Question-96: What do you mean by rack awareness in Hadoop cluster?
Answer: Rack Awareness means Hadoop cluster is well aware about that on which Rack in the Datacenter your node resides. A single Hadoop cluster can be span across the more than one Datacenter and one datacenter can have many racks. So by knowing in advance on which Rack and Datacenter the node resides, it helps in improving the performance a lot.
Question-97: What all are the advantages of having Rack Awareness in the Hadoop eco-system?
Answer: Rack awareness helps in knowing the location of the node in the cluster, in advance. Which increases availability of data blocks and improve cluster performance. Co-locating data replication blocks on one physical rack speed the replication process. Similarly in the HDFS balancer and DataNode decommissioning are the Rack Aware processes. However, keep in mind that Rack Awareness is not available by default.
Question-98: How can we set the Rack Awareness in the cluster?
Answer: When we create the cluster at the first Rack Awareness is not set, we need to do it explicitly and that can be done by following two ways.
- Set the RackId using Ambari : In this case Ambari is responsible passing the Rack information to HDFS using the topology scripts. HDFS uses this topology script to get the Rack Information about the DataNode.

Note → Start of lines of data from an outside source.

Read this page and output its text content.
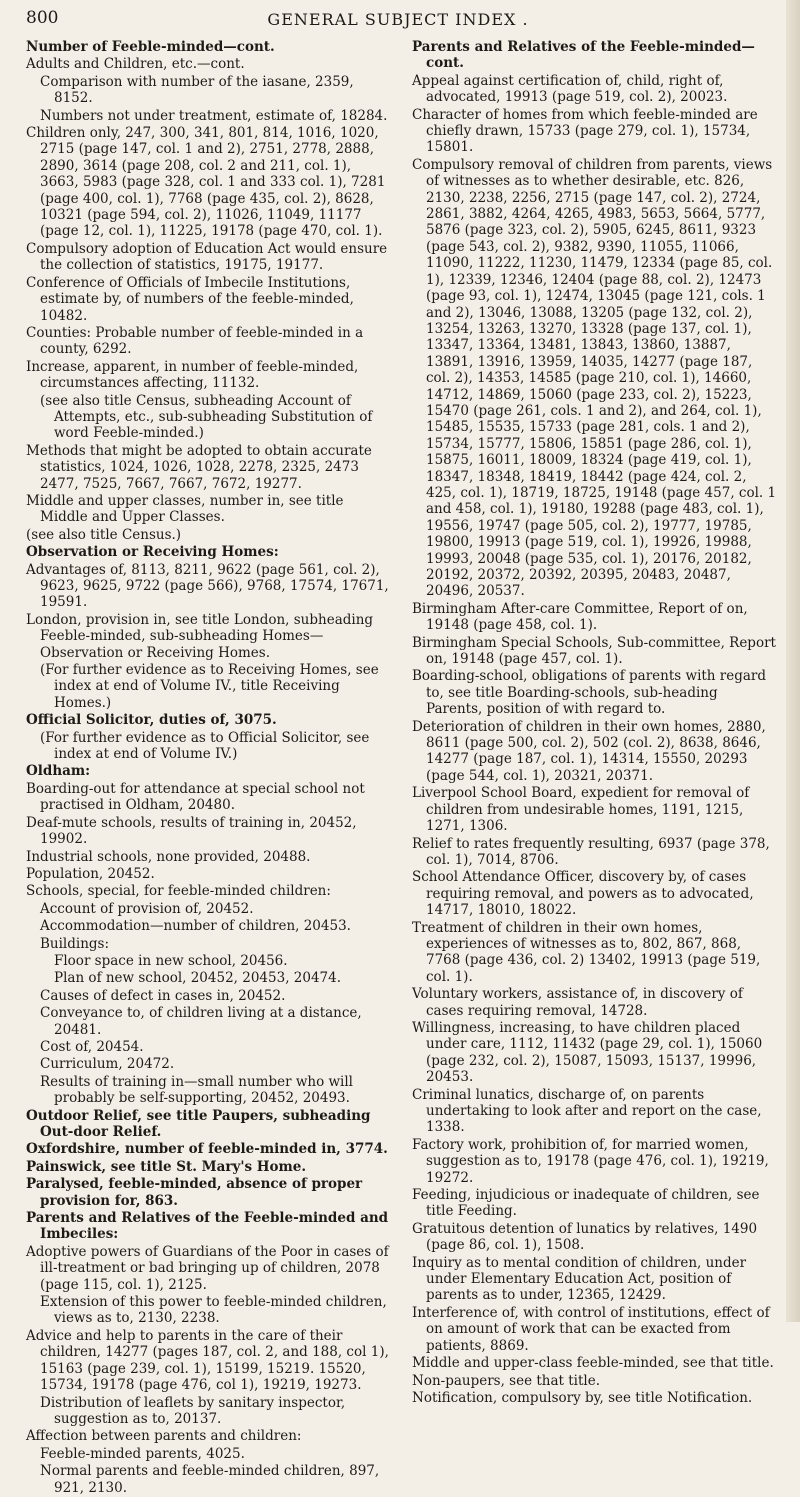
800	GENERAL SUBJECT INDEX .
Number of Feeble-minded—cont.
Adults and Children, etc.—cont.
Comparison with number of the iasane, 2359, 8152.
Numbers not under treatment, estimate of, 18284.
Children only, 247, 300, 341, 801, 814, 1016, 1020, 2715 (page 147, col. 1 and 2), 2751, 2778, 2888, 2890, 3614 (page 208, col. 2 and 211, col. 1), 3663, 5983 (page 328, col. 1 and 333 col. 1), 7281 (page 400, col. 1), 7768 (page 435, col. 2), 8628, 10321 (page 594, col. 2), 11026, 11049, 11177 (page 12, col. 1), 11225, 19178 (page 470, col. 1).
Compulsory adoption of Education Act would ensure the collection of statistics, 19175, 19177.
Conference of Officials of Imbecile Institutions, estimate by, of numbers of the feeble-minded, 10482.
Counties: Probable number of feeble-minded in a county, 6292.
Increase, apparent, in number of feeble-minded, circumstances affecting, 11132.
(see also title Census, subheading Account of Attempts, etc., sub-subheading Substitution of word Feeble-minded.)
Methods that might be adopted to obtain accurate statistics, 1024, 1026, 1028, 2278, 2325, 2473 2477, 7525, 7667, 7667, 7672, 19277.
Middle and upper classes, number in, see title Middle and Upper Classes.
(see also title Census.)
Observation or Receiving Homes:
Advantages of, 8113, 8211, 9622 (page 561, col. 2), 9623, 9625, 9722 (page 566), 9768, 17574, 17671, 19591.
London, provision in, see title London, subheading Feeble-minded, sub-subheading Homes—Observation or Receiving Homes.
(For further evidence as to Receiving Homes, see index at end of Volume IV., title Receiving Homes.)
Official Solicitor, duties of, 3075.
(For further evidence as to Official Solicitor, see index at end of Volume IV.)
Oldham:
Boarding-out for attendance at special school not practised in Oldham, 20480.
Deaf-mute schools, results of training in, 20452, 19902.
Industrial schools, none provided, 20488.
Population, 20452.
Schools, special, for feeble-minded children:
Account of provision of, 20452.
Accommodation—number of children, 20453.
Buildings:
Floor space in new school, 20456.
Plan of new school, 20452, 20453, 20474.
Causes of defect in cases in, 20452.
Conveyance to, of children living at a distance, 20481.
Cost of, 20454.
Curriculum, 20472.
Results of training in—small number who will probably be self-supporting, 20452, 20493.
Outdoor Relief, see title Paupers, subheading Out-door Relief.
Oxfordshire, number of feeble-minded in, 3774.
Painswick, see title St. Mary's Home.
Paralysed, feeble-minded, absence of proper provision for, 863.
Parents and Relatives of the Feeble-minded and Imbeciles:
Adoptive powers of Guardians of the Poor in cases of ill-treatment or bad bringing up of children, 2078 (page 115, col. 1), 2125.
Extension of this power to feeble-minded children, views as to, 2130, 2238.
Advice and help to parents in the care of their children, 14277 (pages 187, col. 2, and 188, col 1), 15163 (page 239, col. 1), 15199, 15219. 15520, 15734, 19178 (page 476, col 1), 19219, 19273.
Distribution of leaflets by sanitary inspector, suggestion as to, 20137.
Affection between parents and children:
Feeble-minded parents, 4025.
Normal parents and feeble-minded children, 897, 921, 2130.
Parents and Relatives of the Feeble-minded—cont.
Appeal against certification of, child, right of, advocated, 19913 (page 519, col. 2), 20023.
Character of homes from which feeble-minded are chiefly drawn, 15733 (page 279, col. 1), 15734, 15801.
Compulsory removal of children from parents, views of witnesses as to whether desirable, etc. 826, 2130, 2238, 2256, 2715 (page 147, col. 2), 2724, 2861, 3882, 4264, 4265, 4983, 5653, 5664, 5777, 5876 (page 323, col. 2), 5905, 6245, 8611, 9323 (page 543, col. 2), 9382, 9390, 11055, 11066, 11090, 11222, 11230, 11479, 12334 (page 85, col. 1), 12339, 12346, 12404 (page 88, col. 2), 12473 (page 93, col. 1), 12474, 13045 (page 121, cols. 1 and 2), 13046, 13088, 13205 (page 132, col. 2), 13254, 13263, 13270, 13328 (page 137, col. 1), 13347, 13364, 13481, 13843, 13860, 13887, 13891, 13916, 13959, 14035, 14277 (page 187, col. 2), 14353, 14585 (page 210, col. 1), 14660, 14712, 14869, 15060 (page 233, col. 2), 15223, 15470 (page 261, cols. 1 and 2), and 264, col. 1), 15485, 15535, 15733 (page 281, cols. 1 and 2), 15734, 15777, 15806, 15851 (page 286, col. 1), 15875, 16011, 18009, 18324 (page 419, col. 1), 18347, 18348, 18419, 18442 (page 424, col. 2, 425, col. 1), 18719, 18725, 19148 (page 457, col. 1 and 458, col. 1), 19180, 19288 (page 483, col. 1), 19556, 19747 (page 505, col. 2), 19777, 19785, 19800, 19913 (page 519, col. 1), 19926, 19988, 19993, 20048 (page 535, col. 1), 20176, 20182, 20192, 20372, 20392, 20395, 20483, 20487, 20496, 20537.
Birmingham After-care Committee, Report of on, 19148 (page 458, col. 1).
Birmingham Special Schools, Sub-committee, Report on, 19148 (page 457, col. 1).
Boarding-school, obligations of parents with regard to, see title Boarding-schools, sub-heading Parents, position of with regard to.
Deterioration of children in their own homes, 2880, 8611 (page 500, col. 2), 502 (col. 2), 8638, 8646, 14277 (page 187, col. 1), 14314, 15550, 20293 (page 544, col. 1), 20321, 20371.
Liverpool School Board, expedient for removal of children from undesirable homes, 1191, 1215, 1271, 1306.
Relief to rates frequently resulting, 6937 (page 378, col. 1), 7014, 8706.
School Attendance Officer, discovery by, of cases requiring removal, and powers as to advocated, 14717, 18010, 18022.
Treatment of children in their own homes, experiences of witnesses as to, 802, 867, 868, 7768 (page 436, col. 2) 13402, 19913 (page 519, col. 1).
Voluntary workers, assistance of, in discovery of cases requiring removal, 14728.
Willingness, increasing, to have children placed under care, 1112, 11432 (page 29, col. 1), 15060 (page 232, col. 2), 15087, 15093, 15137, 19996, 20453.
Criminal lunatics, discharge of, on parents undertaking to look after and report on the case, 1338.
Factory work, prohibition of, for married women, suggestion as to, 19178 (page 476, col. 1), 19219, 19272.
Feeding, injudicious or inadequate of children, see title Feeding.
Gratuitous detention of lunatics by relatives, 1490 (page 86, col. 1), 1508.
Inquiry as to mental condition of children, under under Elementary Education Act, position of parents as to under, 12365, 12429.
Interference of, with control of institutions, effect of on amount of work that can be exacted from patients, 8869.
Middle and upper-class feeble-minded, see that title.
Non-paupers, see that title.
Notification, compulsory by, see title Notification.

- Set the RackID using the custom topology script : You would be using this one when you don’t want Ambari to manage the Rack information. And for that you have to provide your own topology scripts and manage the distribution of script to all the hosts.
Question-99: I know Spark Service has its own native wen UI like History Server, Job UI etc. How we can get all this in Ambari UI?
Answer: Some services have their own native user interface like Spark History server etc. For that Ambari provides the links to that native UI as well and that you can get it under the Quick Links of that service.
Question-100: What do you mean by Rolling Start?
Answer: Rolling start can be used to start the multiple Components together. However, their dependency is maintained by the Ambari itself. If one component is depend on another component then rolling start make sure that fist component should be started and then any component on that.
So whenever we need to start the multiple components we need to use the Rolling Start which also distribute the tasks of starting. A rolling start first stops and then start multiple components in parallel as well If there are no dependency for example in case of HDFS, DataNodes, NodeManagers, RegionServers and Supervisor would be started using the batch sequence.
Default setting is like that for a rolling start of a component in a three node cluster restarts one component at a time, waits for 2 minutes between restarts. This wait time period can be changed by setting the values in Ambari UI.